Em meio ao declínio do ciclo da cana-de-açúcar, a notícia de que havia encontrado ouro na Capitania de São Paulo e Minas de Ouro atraiu milhares de pessoas para o  centro da Colônia. Já em 1711, as primeiras vilas foram criadas na região: Nossa Senhora do Carmo (atual Mariana), Vila Rica (atual Ouro Preto) e Nossa Senhora da Conceição do Sabará (Sabará).

Atribui-se que o ouro em Minas Gerais fora descoberto por Borba Gato em 1695, e, ao longo do século XVIII, descobriu-se também ouro no Mato Grosso e em Goiás, levando o Ciclo do Ouro para esses locais. Em 1730, porém, com a Capitania desmembrada, achou-se diamantes na região do Serro Frio, também em Minas Gerais.

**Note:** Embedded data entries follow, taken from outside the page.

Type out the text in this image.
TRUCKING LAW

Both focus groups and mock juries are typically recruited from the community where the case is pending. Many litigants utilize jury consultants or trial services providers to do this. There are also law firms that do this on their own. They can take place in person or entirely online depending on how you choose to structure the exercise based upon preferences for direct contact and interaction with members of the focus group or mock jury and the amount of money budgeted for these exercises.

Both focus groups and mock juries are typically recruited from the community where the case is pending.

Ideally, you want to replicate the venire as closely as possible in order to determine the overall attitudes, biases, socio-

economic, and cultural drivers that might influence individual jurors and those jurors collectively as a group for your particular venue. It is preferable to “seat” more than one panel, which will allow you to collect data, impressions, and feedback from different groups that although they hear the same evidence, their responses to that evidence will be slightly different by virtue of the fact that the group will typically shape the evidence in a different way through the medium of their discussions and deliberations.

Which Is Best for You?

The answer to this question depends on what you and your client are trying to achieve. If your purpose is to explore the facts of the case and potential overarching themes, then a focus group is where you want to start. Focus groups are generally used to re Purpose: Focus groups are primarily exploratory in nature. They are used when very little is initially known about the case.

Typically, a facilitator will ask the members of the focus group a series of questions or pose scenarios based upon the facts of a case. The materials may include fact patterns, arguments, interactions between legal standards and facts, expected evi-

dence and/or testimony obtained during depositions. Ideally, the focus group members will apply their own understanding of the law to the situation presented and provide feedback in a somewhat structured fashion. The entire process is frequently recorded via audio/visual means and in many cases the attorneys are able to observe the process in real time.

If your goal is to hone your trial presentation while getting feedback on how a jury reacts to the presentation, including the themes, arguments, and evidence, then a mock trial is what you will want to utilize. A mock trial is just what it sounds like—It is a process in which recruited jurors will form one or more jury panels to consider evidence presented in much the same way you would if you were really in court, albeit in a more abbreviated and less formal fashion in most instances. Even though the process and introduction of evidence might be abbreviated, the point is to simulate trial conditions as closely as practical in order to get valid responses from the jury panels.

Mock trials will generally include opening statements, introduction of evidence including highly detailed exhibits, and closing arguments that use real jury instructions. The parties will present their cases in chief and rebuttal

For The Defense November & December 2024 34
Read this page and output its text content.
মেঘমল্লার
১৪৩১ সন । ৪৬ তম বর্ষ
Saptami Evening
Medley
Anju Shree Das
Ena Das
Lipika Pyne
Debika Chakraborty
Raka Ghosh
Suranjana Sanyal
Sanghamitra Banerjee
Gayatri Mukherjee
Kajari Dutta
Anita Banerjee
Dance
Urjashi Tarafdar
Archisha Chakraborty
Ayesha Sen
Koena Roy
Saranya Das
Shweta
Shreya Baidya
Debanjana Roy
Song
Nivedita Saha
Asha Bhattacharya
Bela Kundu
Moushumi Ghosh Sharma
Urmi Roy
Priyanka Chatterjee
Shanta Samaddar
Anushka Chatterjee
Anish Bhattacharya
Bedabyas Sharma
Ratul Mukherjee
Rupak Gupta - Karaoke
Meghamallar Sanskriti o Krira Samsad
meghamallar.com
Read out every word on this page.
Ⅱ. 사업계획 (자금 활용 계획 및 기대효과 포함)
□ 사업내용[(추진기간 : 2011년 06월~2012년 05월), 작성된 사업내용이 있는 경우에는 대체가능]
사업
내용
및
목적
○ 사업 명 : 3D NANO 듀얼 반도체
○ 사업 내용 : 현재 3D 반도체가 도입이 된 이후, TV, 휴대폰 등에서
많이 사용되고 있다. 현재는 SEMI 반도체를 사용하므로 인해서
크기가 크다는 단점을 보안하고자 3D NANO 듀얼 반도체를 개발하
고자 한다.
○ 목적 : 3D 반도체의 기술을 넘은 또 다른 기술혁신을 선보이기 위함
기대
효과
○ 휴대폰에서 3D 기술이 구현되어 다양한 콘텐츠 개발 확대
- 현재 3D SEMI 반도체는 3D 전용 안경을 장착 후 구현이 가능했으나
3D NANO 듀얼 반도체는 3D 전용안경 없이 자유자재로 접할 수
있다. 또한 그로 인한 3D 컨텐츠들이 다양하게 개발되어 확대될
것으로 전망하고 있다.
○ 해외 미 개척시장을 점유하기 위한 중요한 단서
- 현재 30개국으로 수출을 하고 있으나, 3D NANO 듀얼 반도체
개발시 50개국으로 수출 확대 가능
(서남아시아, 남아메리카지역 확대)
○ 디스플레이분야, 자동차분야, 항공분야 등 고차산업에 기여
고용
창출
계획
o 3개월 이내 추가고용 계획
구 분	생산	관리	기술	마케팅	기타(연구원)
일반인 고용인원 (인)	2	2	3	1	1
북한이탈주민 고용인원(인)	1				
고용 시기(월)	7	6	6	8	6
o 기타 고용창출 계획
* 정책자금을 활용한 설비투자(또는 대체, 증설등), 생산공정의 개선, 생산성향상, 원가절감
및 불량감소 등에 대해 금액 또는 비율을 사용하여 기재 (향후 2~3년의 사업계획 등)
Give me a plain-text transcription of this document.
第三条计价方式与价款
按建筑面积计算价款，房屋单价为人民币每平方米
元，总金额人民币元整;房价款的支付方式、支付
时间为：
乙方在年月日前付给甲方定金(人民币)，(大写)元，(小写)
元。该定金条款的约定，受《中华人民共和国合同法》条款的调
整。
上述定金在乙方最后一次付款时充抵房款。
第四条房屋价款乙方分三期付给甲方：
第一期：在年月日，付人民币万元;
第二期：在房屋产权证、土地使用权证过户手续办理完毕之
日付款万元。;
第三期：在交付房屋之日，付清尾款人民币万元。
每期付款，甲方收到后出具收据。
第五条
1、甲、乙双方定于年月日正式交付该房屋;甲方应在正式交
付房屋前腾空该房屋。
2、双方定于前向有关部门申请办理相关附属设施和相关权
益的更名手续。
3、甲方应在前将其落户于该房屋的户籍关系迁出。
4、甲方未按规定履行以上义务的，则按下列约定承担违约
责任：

Por volta de 1690, o ouro é encontrado nas proximidades de Nossa Senhora da Conceição do Sabará (Sabará)

A Estrada Real

A Estrada Real, patrimônio histórico e cultural de longa extensão em Minas Gerais, tem seu traçada referenciado por quatro rotas, sendo o Caminho Velho, partindo de Paraty a Ouro Preto, o Caminho Novo, partindo do Rio de Janeiro a Ouro Preto, o Caminho dos Diamantes, de Ouro Preto a Diamantina, e o Caminho do Sabarabuçu, entre o distrito de Glaura a Cocais, na direção da Serra da Piedade. Atualmente, é a maior rota turística do país, com mais de 1.600 km de extensão, abrangendo ao menos 160 municípios. Estes caminhos, construídos pela coroa portuguesa, tinham por finalidade principal escoar a grande produção de ouro e de diamantes da colônia para os portos no litoral do Rio de Janeiro. De Paraty, seguia pelo mar até o Rio de Janeiro, de onde seguia para a Europa. Com a construção da Estrada Real, novos caminhos foram abertos, sendo utilizados largamente por tropeiros e comerciantes, favorecendo o surgimento de diversos povoados que são atualmente importantes cidades históricas de grande relevância turística.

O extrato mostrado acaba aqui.